Внезапно лицо отца Фрэнка омрачилось. Сон изменился, приобрел не то значение, не те краски, которые он хотел бы увидеть. Нет, отец Фрэнк по-прежнему видел перед собой образ Дженни. Но она была уже другой – мертвенно-бледной, со следами ножевых ранений и кровоподтеками. Ее убили – он точно никогда этого не забудет. Это просто невозможно – никогда не поможет забыть ни служение, ни алкоголь, ни что-либо другое. Основная масса снов так и заканчивалась для священника – мраком и ужасом прошлого. Никого не нашли, никого не наказали. Ничто в мире не имеет значения без справедливости. Поэтому, наверно, Фрэнк обратился к Богу – найти справедливость среди людей ему так и не удалось. Ах, Дженни, Дженни… Её белокурые волосы, ниспадающие на белые, в синяках, плечи, ее закрытые прекрасные глаза, ее красивое, но уже заиндевевшее тело – это всё, что Фрэнк помнил последнее о любимой девушке.

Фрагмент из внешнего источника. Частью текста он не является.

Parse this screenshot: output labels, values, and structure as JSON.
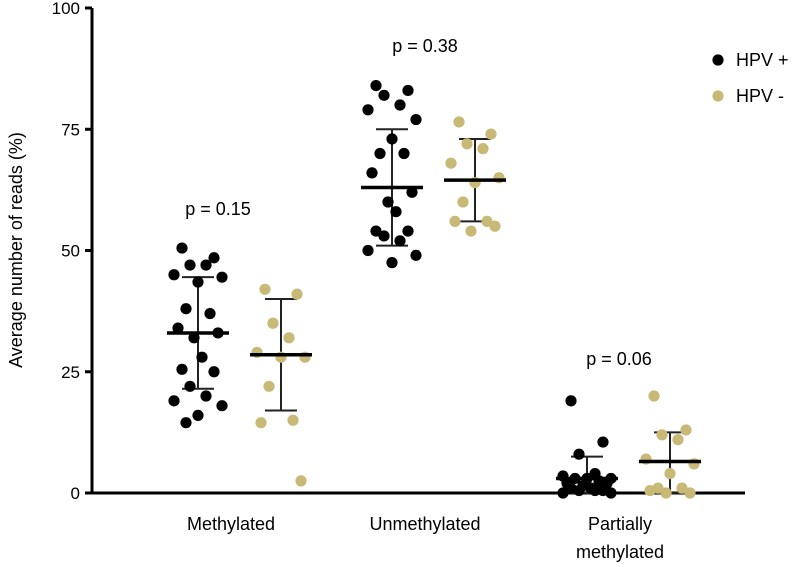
{
  "chart_data": {
    "type": "scatter",
    "ylabel": "Average number of reads (%)",
    "ylim": [
      0,
      100
    ],
    "yticks": [
      0,
      25,
      50,
      75,
      100
    ],
    "categories": [
      {
        "id": "methylated",
        "lines": [
          "Methylated"
        ]
      },
      {
        "id": "unmethylated",
        "lines": [
          "Unmethylated"
        ]
      },
      {
        "id": "partial",
        "lines": [
          "Partially",
          "methylated"
        ]
      }
    ],
    "p_values": [
      "p = 0.15",
      "p = 0.38",
      "p = 0.06"
    ],
    "series": [
      {
        "name": "HPV +",
        "color": "#000000",
        "groups": [
          {
            "category": "methylated",
            "mean": 33,
            "sd_low": 21.5,
            "sd_high": 44.5,
            "points": [
              50.5,
              48.5,
              47,
              47,
              45,
              44.5,
              43.5,
              38,
              37,
              34,
              33,
              32,
              28,
              25.5,
              25,
              22,
              20,
              19,
              18,
              16,
              14.5
            ]
          },
          {
            "category": "unmethylated",
            "mean": 63,
            "sd_low": 51,
            "sd_high": 75,
            "points": [
              84,
              83,
              82,
              80,
              79,
              77,
              73,
              70,
              70,
              66,
              62,
              60,
              58,
              54,
              54,
              53,
              52,
              50,
              49,
              47.5
            ]
          },
          {
            "category": "partial",
            "mean": 3,
            "sd_low": 0,
            "sd_high": 7.5,
            "points": [
              19,
              10.5,
              8,
              4,
              3.5,
              3,
              3,
              3,
              2.5,
              2,
              2,
              1.5,
              1,
              1,
              0.5,
              0.5,
              0.5,
              0,
              0
            ]
          }
        ]
      },
      {
        "name": "HPV -",
        "color": "#C9B977",
        "groups": [
          {
            "category": "methylated",
            "mean": 28.5,
            "sd_low": 17,
            "sd_high": 40,
            "points": [
              42,
              41,
              35,
              32,
              29,
              28,
              28,
              22,
              15,
              14.5,
              2.5
            ]
          },
          {
            "category": "unmethylated",
            "mean": 64.5,
            "sd_low": 56,
            "sd_high": 73,
            "points": [
              76.5,
              74,
              72,
              71,
              68,
              65,
              64,
              60,
              56,
              56,
              55,
              54
            ]
          },
          {
            "category": "partial",
            "mean": 6.5,
            "sd_low": 0,
            "sd_high": 12.5,
            "points": [
              20,
              13,
              12,
              11,
              7,
              6,
              4,
              1,
              1,
              0.5,
              0,
              0
            ]
          }
        ]
      }
    ]
  }
}
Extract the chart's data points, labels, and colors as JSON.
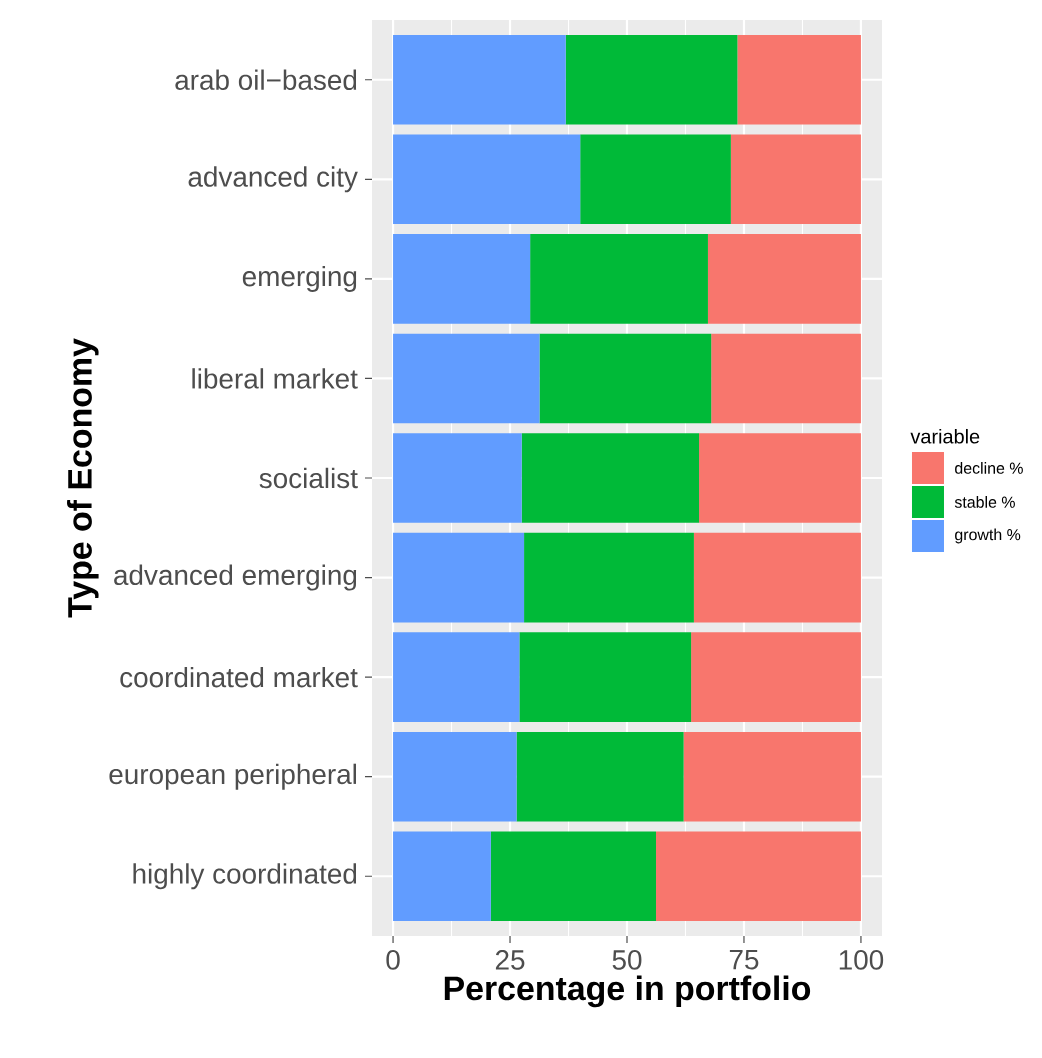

Отец Фрэнк открыл глаза. В них не читалось ничего, кроме ненависти, всепоглощающей и всеобъемлющей. Он ненавидел людей за их непонимание и ничегонеделанье, он ненавидел себя за то, что допустил произошедшее столько лет назад и Бога – за то, что он по-прежнему не дал ему ни одного ответа на поставленные вопросы.


Отец Фрэнк оглянулся по сторонам, пытаясь придти в себя. Затем он встал, вышел из исповедальни, желая увидеть прихожан. Но никого не было, и его желание компании утонуло в пустоте. Не зная ничего другого, священник вновь зашел в исповедальню, уткнулся спиной в деревянную стенку и заснул в надежде уже никогда не просыпаться. Но просыпаясь и каждый раз отталкивая от себя плохие воспоминания или привлекая обратно приятные, отец Фрэнк понимал, что его время еще не пришло…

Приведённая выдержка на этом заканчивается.